Tidak benar! Ini tidak
benar! Steve... Aduh!
Mendadak
otak Anna terasa kosong. Semuanya terlalu mengejutkan baginya. Hingga dia
kehilangan semua perbendaharaan kata untuk menolak, atau berkelit, atau
menjelaskan sesuatu.
Pada
akhirnya, dia pun sama dan sebangun dengan Adita. Pasrah pada kehendak Lea.
Kehendak baik yang entah benar-benar baik ataukah tidak. Anna tak lagi mampu
memikirkannya.
* * *
“Jeng!”
Lea
menoleh dan wajahnya makin sumringah ketika melihat siapa yang memanggilnya.
Dia segera tenggelam dalam acara saling sapa dan mengobrol ringan dengan kedua
rekan arisannya yang juga tengah mengunjungi butik itu.
Melihat
kejadian itu, Anna tak menyia-nyiakan kesempatan. Ditariknya pelan tangan
Adita. Sambil terlihat pura-pura sibuk memilih baju, keduanya kemudian
beringsut menjauh.
“Mbak,
ini apa-apaan sih?” bisik Anna.
“Aku
juga kaget,” Adita balas berbisik. “Dia tiba-tiba saja datang dan punya maksud
seperti ini. Aku nggak sempat konfirmasi lagi sama Mas Rafa.”
“Mbak
Dita masih mending sudah jadian sama Mas Rafa. Sedangkan aku?”
Bisikan
Anna itu membuat Adita tercenung.
Sedangkan aku? Malah lebih
kacau lagi hubungannya!
Adita
menghela napas panjang.
“Aku
nggak tahu bagaimana caranya menolak,” bisiknya kemudian. “Aku kaget.”
“Sama...,”
gumam Anna.
Lea
mendekat, membuat Anna dan Adita menyudahi rumpian nyaris tanpa suara itu.
“Sudah
dapat pilihannya, girls?” ucap Lea
dengan suara penuh dengan antusiasme.
Alisnya
segera terangkat begitu menemukan Adita dan Anna menatapnya dengan ekspresi
yang sama. Putus asa, sekaligus pasrah. Membuatnya segera berinisiatif untuk menyelamatkan
situasi dengan mulai memilih gaun ini dan itu.
* * *
Rafael
tergelak begitu penuturan Adita selesai.
“Dih! Malah ketawa!”
Terdengar
nada protes dari seberang sana. Rafael mengulum senyum.
“Iya,
memang aku yang pesan begitu sama Mama. Tapi soal Anna diajak juga, aku
benar-benar nggak tahu.”
Sebuah
helaan napas sampai ke telinga Rafael.
“Sudahlah,
Dit. Kepalang tanggung. Kita sudah basah. Nyemplung saja sekalian.”
“Tapi... Aduh...”
“Kenapa?”
“Nggak tahu, deh! Waktu
pertama kali kenal dulu kayaknya Mas Rafa itu orangnya serius, irit senyum.

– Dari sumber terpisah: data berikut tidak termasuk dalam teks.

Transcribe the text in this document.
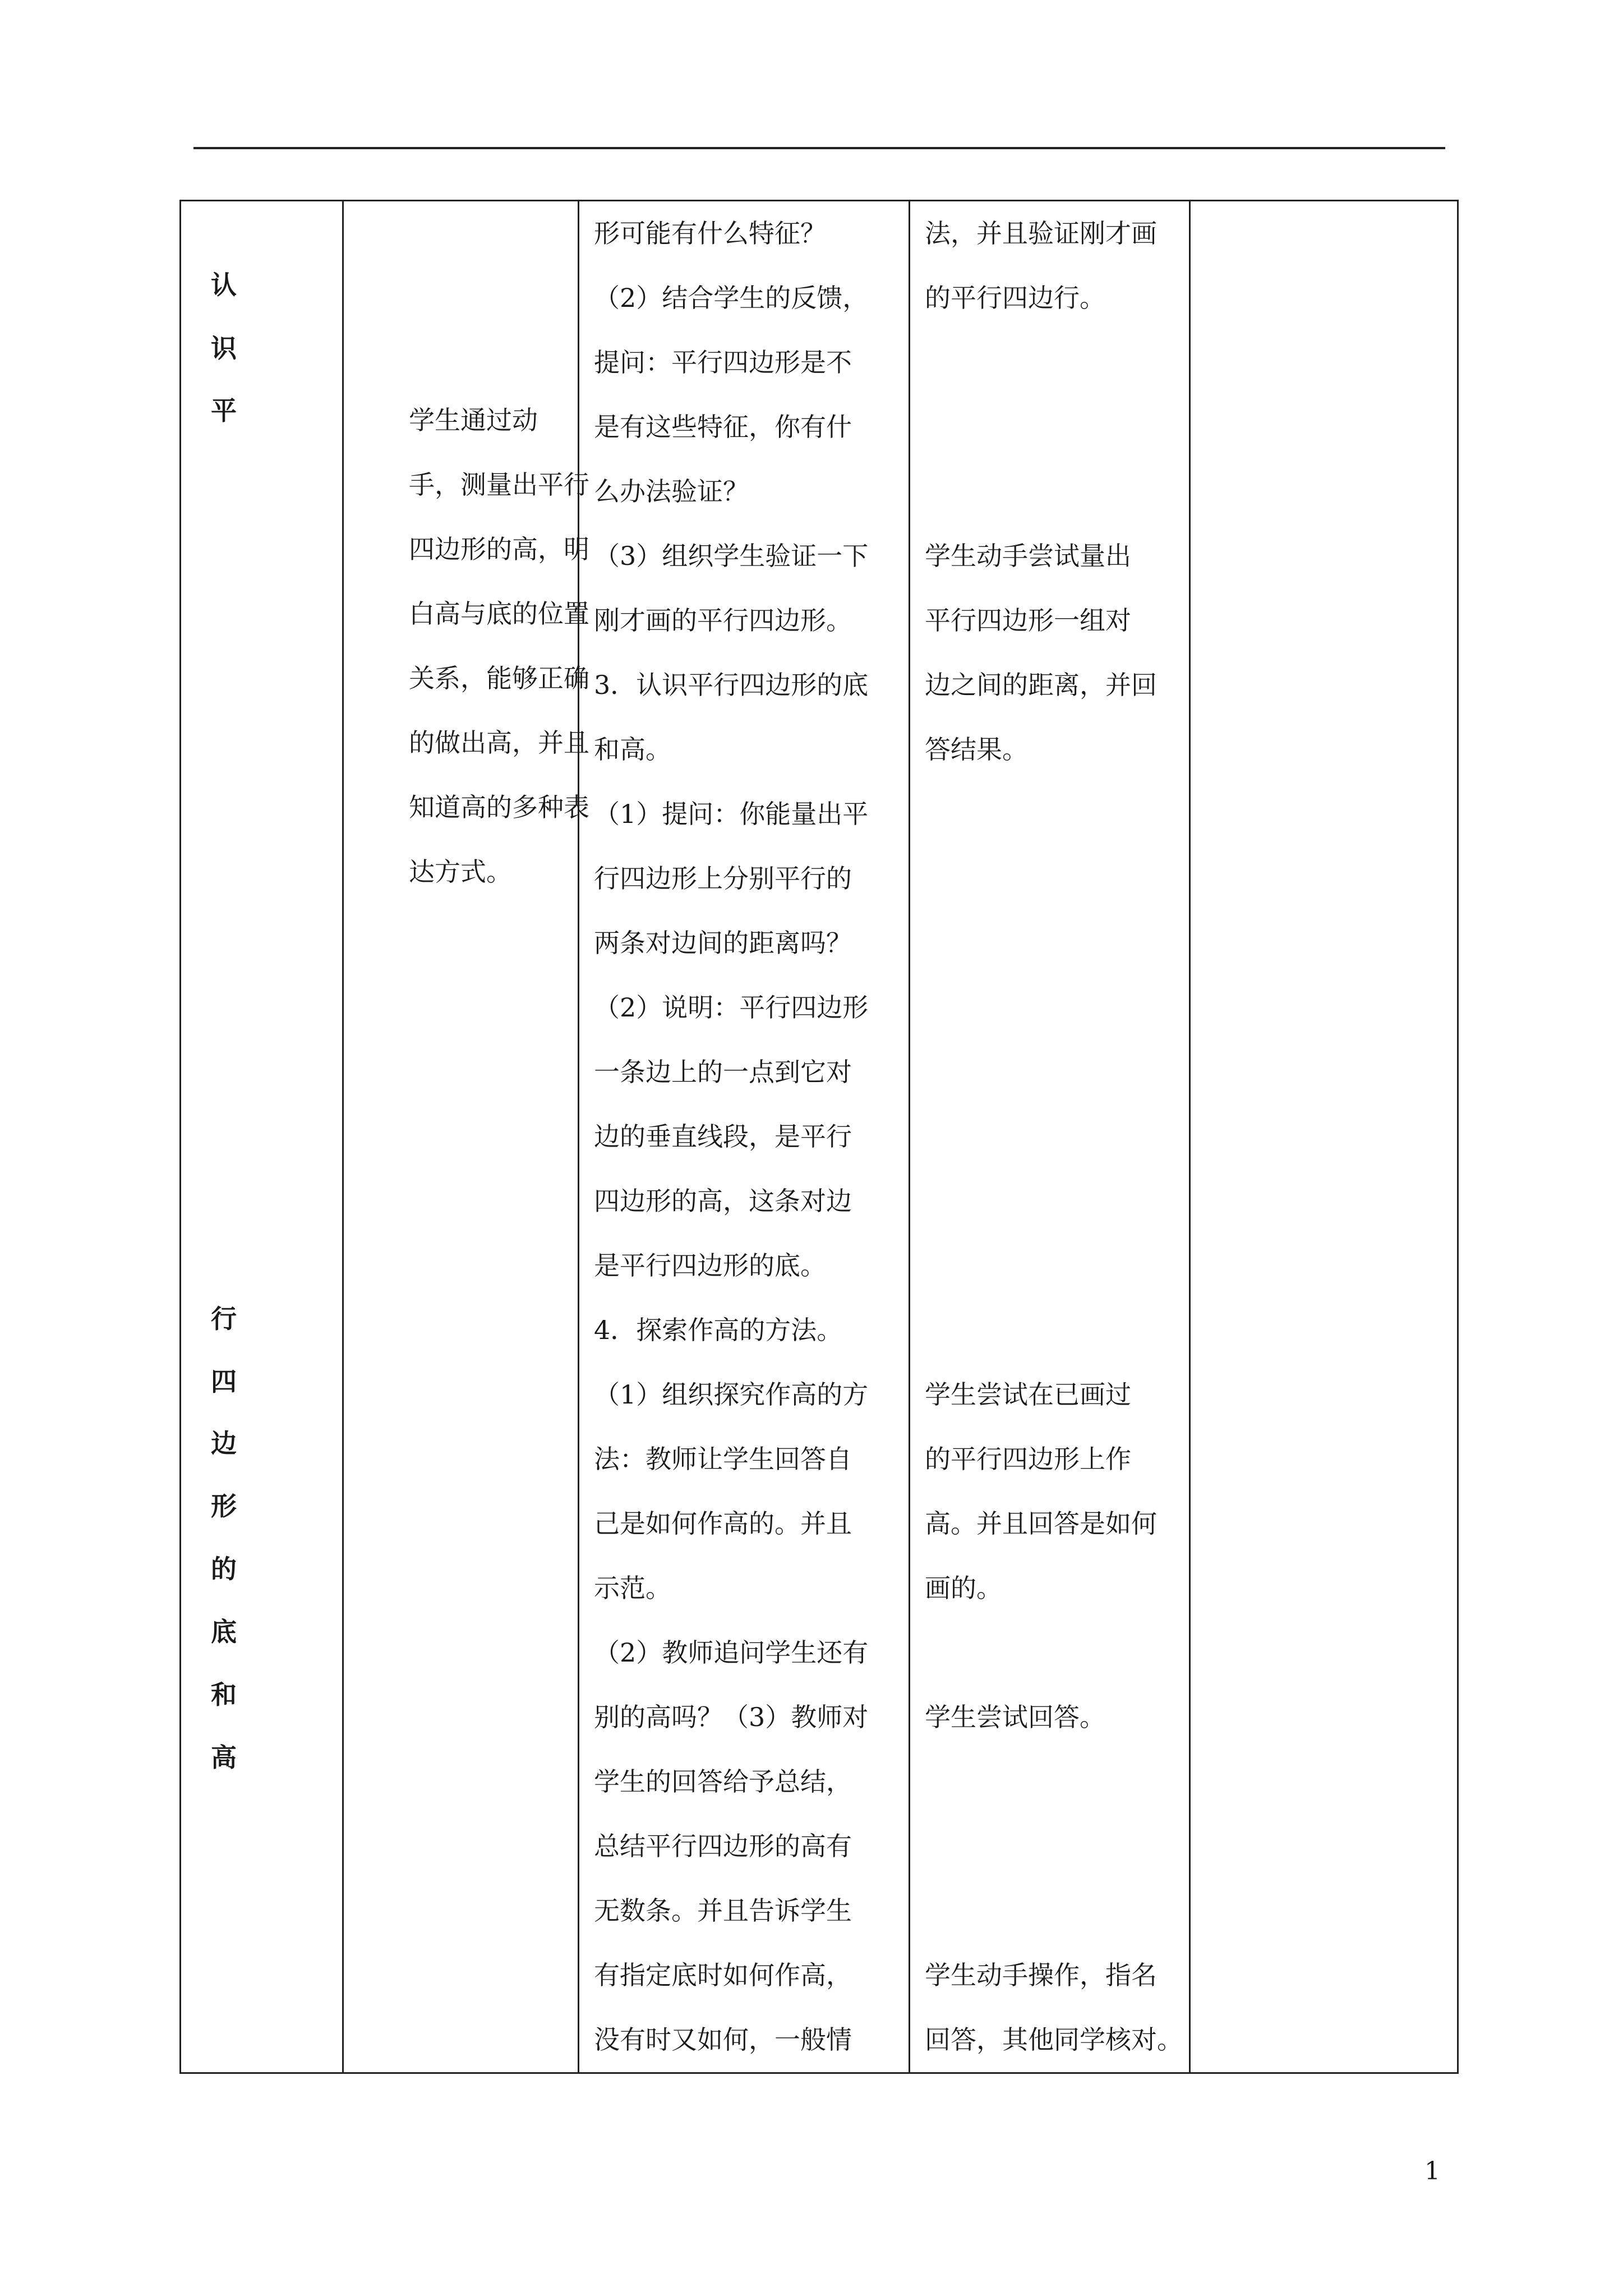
认
识
平
行
四
边
形
的
底
和
高

学生通过动
手，测量出平行
四边形的高，明
白高与底的位置
关系，能够正确
的做出高，并且
知道高的多种表
达方式。

形可能有什么特征？
（2）结合学生的反馈，
提问：平行四边形是不
是有这些特征，你有什
么办法验证？
（3）组织学生验证一下
刚才画的平行四边形。
3．认识平行四边形的底
和高。
（1）提问：你能量出平
行四边形上分别平行的
两条对边间的距离吗？
（2）说明：平行四边形
一条边上的一点到它对
边的垂直线段，是平行
四边形的高，这条对边
是平行四边形的底。
4．探索作高的方法。
（1）组织探究作高的方
法：教师让学生回答自
己是如何作高的。并且
示范。
（2）教师追问学生还有
别的高吗？（3）教师对
学生的回答给予总结，
总结平行四边形的高有
无数条。并且告诉学生
有指定底时如何作高，
没有时又如何，一般情

法，并且验证刚才画
的平行四边行。
学生动手尝试量出
平行四边形一组对
边之间的距离，并回
答结果。
学生尝试在已画过
的平行四边形上作
高。并且回答是如何
画的。
学生尝试回答。
学生动手操作，指名
回答，其他同学核对。

1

Lama-lama kok jadi keluar jahilnya?”
Rafael
tergelak lagi. Tapi sesungguhnya dia tak mengerti datang dari mana ide untuk
menjahili Adita itu.
“Mungkin
aku ketularan kejahilanmu soal ide pasang iklan itu.”
“Ye... Itu sih kepepet,
bukan jahil. Ya sudah, Mas. Sudah malam ini. Aku mau pulang dulu ya?”
“Hm...
Oke! Hati-hati di jalan ya, Dit? Sampai ketemu Jumat malam.”
“Sip!”
Sebelum
meletakkan ponselnya di atas meja, Rafael membuka lagi file foto yang tadi dikirimkan mamanya. Sepasang kemeja dan gaun
batik sarimbit berwarna dasar merah bata tampak tergantung berdampingan.
Warnanya bagus. Coraknya indah. Pilihan
Adita, tulis mamanya.
Hm...
Rafael
kemudian memejamkan mata. Tanpa bisa dicegah, muncul bayangan sosok Adita
mengenakan gaun itu. Terlihat sangat pas. Cantik. Membuat Rafael terhenyak dan
membuka mata kembali. Ditatapnya langit-langit kamar.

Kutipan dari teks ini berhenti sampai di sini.